Costa Mesa police are investigating the deaths of a man and woman whose bodies were discovered Saturday at a massage parlor inside a Fair Drive complex that’s been in the city’s crosshairs for years for ongoing illicit activities.
Costa Mesa Police spokeswoman Roxi Fyad confirmed officers were called to a location on the 400 block of Fair Drive after 8 p.m. June 5 and that two deceased individuals were discovered on the property. Further details on the incident were not being made public, pending toxicology reports and official causes of death from the Orange County coroner’s office, Fyad said Tuesday.
Erica Arellano, a supervising deputy coroner, identified the two deceased individuals as Lynne Charles Vanderwall, 51, of Irvine, and 39-year-old Baixue Ren, whose city of residence had not yet been established.
Whether or how the two decedents may have known each other remains unknown, but an online listing for Six Stars Massage in the city of Westminster lists Baixue Ren, of Santa Ana, as the business agent.
Arellano said Ren and Vanderwall are thought to have both died sometime around midnight that Saturday night, roughly eight hours before their bodies were discovered. They were found at Lucky Spa, a massage parlor operating in a unit at 440 Fair Drive in Costa Mesa.
The address is well known to city officials, who have taken a series of legal actions against property owner Dennis D’Alessio and a string of itinerant tenants operating illegal marijuana dispensaries as well as massage parlors, where undercover police operations have turned up evidence of prostitution, according to one complaint filed by the city.
“This has been a problem site for, gosh, 10 years or more,” said former Mayor Katrina Foley, now a county supervisor. “The police have done so many undercover investigations at that site — there are multiple legal actions. I’m also concerned about human trafficking [that might be going on there].”
Costa Mesa City Atty. Kimberly Hall Barlow confirmed by email Thursday officials have been engaged in an ongoing legal battle over activities at the property for years and, on April 23, obtained a preliminary injunction against multiple dispensaries operating there.
“The city has been in litigation relating to this property at various times for illegal activities, including dispensaries and massage businesses, since at least 2011,” Hall Barlow wrote, describing administrative and criminal citations dating back to 2004.
In an 89-page lawsuit filed on April 20, 2011, attorneys representing the city declared seven massage businesses and three marijuana dispensaries operating at the site public nuisances and sought a court-ordered injunction to have them temporarily or permanently shut down.

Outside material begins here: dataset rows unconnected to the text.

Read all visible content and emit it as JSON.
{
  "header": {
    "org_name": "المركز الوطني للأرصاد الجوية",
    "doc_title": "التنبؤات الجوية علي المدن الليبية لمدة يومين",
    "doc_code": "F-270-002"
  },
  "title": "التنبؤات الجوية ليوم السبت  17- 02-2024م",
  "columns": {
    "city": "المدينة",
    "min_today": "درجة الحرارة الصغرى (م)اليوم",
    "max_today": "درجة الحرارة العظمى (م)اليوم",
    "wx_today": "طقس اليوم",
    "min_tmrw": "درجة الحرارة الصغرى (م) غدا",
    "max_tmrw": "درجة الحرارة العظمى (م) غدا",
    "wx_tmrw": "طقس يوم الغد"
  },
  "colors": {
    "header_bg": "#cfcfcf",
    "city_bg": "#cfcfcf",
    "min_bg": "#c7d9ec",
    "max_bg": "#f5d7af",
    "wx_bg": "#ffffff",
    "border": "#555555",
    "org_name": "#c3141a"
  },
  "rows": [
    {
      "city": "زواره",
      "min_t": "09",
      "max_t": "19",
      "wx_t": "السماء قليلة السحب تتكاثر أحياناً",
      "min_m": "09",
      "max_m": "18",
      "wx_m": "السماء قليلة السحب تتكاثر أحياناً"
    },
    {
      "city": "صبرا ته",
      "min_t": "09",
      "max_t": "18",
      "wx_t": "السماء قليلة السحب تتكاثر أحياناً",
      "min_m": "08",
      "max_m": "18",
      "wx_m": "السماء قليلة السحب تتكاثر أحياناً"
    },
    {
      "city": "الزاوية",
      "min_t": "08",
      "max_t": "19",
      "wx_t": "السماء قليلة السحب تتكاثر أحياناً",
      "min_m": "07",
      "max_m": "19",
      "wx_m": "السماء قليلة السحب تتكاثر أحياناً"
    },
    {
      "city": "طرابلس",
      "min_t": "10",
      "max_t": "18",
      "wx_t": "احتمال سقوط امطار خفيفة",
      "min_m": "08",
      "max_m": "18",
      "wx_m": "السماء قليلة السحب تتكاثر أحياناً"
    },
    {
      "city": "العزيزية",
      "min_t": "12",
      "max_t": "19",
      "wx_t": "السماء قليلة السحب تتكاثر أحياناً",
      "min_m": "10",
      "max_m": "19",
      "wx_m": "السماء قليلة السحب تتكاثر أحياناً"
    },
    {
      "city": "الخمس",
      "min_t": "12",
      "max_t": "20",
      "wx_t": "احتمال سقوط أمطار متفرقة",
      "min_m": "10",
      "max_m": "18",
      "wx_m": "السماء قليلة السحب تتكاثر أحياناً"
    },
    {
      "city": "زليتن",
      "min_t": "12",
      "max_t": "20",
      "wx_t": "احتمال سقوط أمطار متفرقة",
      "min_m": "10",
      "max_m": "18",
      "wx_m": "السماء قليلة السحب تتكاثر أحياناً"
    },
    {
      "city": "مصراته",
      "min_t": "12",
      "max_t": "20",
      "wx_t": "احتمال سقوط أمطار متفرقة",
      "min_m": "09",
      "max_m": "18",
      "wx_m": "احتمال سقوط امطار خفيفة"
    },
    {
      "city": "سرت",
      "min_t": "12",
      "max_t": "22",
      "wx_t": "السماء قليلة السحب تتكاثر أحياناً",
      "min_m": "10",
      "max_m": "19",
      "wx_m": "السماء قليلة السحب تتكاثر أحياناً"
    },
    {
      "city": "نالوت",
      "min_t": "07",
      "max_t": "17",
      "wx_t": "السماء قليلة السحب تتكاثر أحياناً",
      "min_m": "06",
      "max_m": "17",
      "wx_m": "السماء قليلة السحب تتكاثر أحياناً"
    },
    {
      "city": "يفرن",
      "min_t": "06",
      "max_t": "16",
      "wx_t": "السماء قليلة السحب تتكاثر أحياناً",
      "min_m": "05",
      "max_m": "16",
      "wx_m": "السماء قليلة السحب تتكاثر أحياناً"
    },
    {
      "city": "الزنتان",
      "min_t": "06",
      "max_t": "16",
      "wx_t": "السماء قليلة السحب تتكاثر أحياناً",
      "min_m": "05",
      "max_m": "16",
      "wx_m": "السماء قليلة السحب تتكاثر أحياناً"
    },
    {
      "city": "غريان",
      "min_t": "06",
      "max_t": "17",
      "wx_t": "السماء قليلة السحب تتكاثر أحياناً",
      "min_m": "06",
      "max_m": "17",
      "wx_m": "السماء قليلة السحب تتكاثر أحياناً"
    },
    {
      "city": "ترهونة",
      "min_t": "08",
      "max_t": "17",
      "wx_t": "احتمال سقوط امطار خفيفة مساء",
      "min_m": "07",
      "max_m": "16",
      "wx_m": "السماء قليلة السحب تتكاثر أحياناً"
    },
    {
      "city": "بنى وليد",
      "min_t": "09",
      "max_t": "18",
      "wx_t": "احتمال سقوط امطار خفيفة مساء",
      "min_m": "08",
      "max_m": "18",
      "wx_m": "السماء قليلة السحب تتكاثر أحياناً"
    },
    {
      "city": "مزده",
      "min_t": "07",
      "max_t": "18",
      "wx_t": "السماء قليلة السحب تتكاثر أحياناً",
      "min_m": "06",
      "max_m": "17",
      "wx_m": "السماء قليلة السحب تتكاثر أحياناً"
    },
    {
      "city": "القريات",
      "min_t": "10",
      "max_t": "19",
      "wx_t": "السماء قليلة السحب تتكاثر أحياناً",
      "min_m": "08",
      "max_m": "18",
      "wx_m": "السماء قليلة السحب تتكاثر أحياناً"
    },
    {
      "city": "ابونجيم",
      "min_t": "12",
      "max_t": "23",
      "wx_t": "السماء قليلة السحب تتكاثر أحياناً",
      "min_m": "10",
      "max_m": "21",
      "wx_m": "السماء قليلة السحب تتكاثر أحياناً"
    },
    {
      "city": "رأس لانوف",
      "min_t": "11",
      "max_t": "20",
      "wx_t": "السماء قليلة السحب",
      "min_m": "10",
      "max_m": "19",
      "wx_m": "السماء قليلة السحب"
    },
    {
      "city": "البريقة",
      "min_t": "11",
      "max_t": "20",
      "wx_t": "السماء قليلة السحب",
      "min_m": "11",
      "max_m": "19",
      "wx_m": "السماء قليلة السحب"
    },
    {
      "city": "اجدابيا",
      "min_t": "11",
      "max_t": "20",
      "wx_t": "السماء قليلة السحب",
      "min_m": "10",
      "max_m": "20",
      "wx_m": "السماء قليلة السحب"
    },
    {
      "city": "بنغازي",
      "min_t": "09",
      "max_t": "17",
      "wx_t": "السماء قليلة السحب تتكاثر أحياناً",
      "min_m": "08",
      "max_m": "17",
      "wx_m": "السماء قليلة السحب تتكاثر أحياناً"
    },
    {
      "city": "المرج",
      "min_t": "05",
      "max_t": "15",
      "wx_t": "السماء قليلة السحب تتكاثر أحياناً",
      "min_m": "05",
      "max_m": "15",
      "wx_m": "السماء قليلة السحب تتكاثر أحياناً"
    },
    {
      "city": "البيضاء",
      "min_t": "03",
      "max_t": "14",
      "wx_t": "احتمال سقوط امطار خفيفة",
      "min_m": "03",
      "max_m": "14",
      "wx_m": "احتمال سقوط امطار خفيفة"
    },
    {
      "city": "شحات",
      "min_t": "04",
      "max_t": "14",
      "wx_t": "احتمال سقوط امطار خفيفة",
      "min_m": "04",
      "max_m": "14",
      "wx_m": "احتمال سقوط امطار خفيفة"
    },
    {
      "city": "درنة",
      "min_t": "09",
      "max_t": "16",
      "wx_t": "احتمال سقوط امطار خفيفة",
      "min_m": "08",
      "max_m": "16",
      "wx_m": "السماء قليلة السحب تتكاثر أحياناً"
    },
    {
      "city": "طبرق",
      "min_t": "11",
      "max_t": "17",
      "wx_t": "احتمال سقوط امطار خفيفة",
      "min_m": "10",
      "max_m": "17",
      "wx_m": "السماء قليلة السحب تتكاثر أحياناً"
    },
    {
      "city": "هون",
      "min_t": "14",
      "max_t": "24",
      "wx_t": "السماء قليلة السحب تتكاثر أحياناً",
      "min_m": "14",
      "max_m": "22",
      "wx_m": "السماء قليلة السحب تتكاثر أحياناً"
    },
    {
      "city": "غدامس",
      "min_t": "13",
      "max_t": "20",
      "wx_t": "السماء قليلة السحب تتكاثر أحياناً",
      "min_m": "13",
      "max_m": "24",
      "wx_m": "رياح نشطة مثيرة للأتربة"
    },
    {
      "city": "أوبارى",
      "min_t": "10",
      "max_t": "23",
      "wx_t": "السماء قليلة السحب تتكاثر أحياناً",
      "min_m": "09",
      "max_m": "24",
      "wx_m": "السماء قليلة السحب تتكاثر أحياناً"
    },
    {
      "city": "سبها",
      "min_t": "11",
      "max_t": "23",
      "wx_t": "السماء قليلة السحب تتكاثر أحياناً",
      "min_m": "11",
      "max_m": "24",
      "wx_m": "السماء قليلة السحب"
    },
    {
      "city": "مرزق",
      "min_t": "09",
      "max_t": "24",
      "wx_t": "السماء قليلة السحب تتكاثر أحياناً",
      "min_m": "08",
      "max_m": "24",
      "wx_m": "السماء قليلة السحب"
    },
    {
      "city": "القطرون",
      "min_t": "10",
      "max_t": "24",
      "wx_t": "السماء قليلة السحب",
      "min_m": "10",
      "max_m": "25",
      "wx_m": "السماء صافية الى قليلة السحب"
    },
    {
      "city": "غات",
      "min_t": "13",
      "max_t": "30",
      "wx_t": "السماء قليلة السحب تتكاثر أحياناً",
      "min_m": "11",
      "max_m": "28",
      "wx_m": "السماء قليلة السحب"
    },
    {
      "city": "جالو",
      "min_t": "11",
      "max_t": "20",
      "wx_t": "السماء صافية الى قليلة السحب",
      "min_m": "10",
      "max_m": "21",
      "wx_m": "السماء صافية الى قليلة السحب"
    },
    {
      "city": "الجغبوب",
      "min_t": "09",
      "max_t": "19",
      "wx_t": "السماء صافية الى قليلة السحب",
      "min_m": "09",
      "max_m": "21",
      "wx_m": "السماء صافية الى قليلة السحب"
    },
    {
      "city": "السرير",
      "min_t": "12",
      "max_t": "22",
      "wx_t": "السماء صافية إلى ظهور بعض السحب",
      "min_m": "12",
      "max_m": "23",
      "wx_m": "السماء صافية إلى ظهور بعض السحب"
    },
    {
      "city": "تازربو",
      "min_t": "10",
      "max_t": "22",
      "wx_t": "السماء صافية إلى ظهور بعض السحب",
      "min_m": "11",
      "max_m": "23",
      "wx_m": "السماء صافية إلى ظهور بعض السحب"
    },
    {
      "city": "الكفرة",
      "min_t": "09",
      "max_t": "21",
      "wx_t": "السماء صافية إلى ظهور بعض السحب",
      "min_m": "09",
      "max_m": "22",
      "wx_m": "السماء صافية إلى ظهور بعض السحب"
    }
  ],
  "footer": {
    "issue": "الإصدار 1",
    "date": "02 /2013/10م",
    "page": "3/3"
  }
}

The document provided details on multiple undercover operations conducted by members of Costa Mesa police’s special enforcement detail from July 2010 through February 2011. Officers visited the massage parlors posing as customers and were offered sex acts in exchange for money on multiple occasions by practitioners at all businesses.
“During separate undercover operations at the seven massage establishments, officers received agreements to engage in prostitution,” the document reads. “Several criminal violations were observed at each location.”
In addition to repeated offers of “happy endings” — a term referring to stimulation of a customer’s genitals at the end of a massage, usually for a fee — officers noted improperly attired and sometimes topless masseuses, practitioners using multiple, and often rotating, aliases, doors with locking mechanisms and businesses without a manager on site, among many other violations.
Hall Barlow said Thursday all the massage businesses at the site have “been under investigation for some time” but added the nature of those investigations could not be disclosed. She said one person identified as a manager was arrested on Dec. 30 and that other citations may have been issued to that same individual or at the same address.
Calls made to D’Alessio and a Newport Beach branch of Nevada-based property management company D’Alessio Investments, LLC requesting comment were not immediately returned Friday.
Foley said, following the news of the recent deaths on the property, she planned to reach out to the district attorney’s office.
“We have to get somebody to do something,” she said. “I don’t know how long this has to go on before some agency does something.”